Today we visited Bellengrath Gardens, which is a spectacular home, estate and gardens of a mid 20th century businessman in Mobile. He bought one of the first Coca Cola bottling franchises in the South and made millions bottling Coke. He and his wife had no children, so they left their huge estate and 60 acre gardens to a trust to be on permanent public display. The trust has plenty of funds to keep the gardens really beautiful. It was a mid-70s day and the flowers were in bloom in many parts of the gardens. They were just finishing setting up for their annual Christmas lights extravaganza, and expected over a thousand visitors to walk the pathways tonight, but there were only a dozen or so when we were there. The home was also interesting. 100% of their furnishings from the 1950s and all of their antique collections were there. WOW!

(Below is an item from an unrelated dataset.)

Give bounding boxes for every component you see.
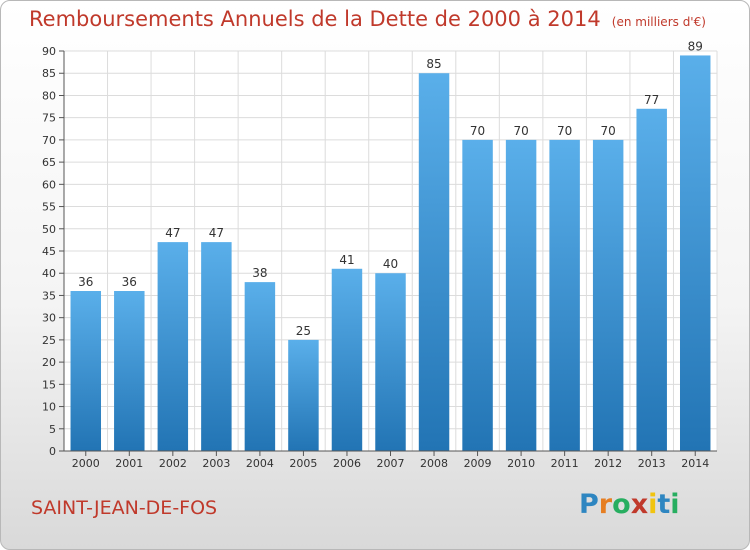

We ate at a couple of good seafood restaurants. Good seafood is plentiful here, of course. Downtown Mobile was a Ho Hum, but you can’t have everything.


There are black crowned night herons here every night on the pilings at the dock. They are about 2 ft. long and they fly in every night just after dusk to sit on the pilings near the lights all night to swoop down to eat fish they see in the harbor. They have fairly large eyes for herons. I have been trying to take a picture of one for 3 nights, but the camera flash won’t reach 15 feet to the piling they favor and when we shine our big spotlight on them, they fly off. I can just imagine them telling the other herons “Damn tourists with the searchlights….now I’m blinded by that light and can’t see to catch fish for an hour!” This picture is the best I could do.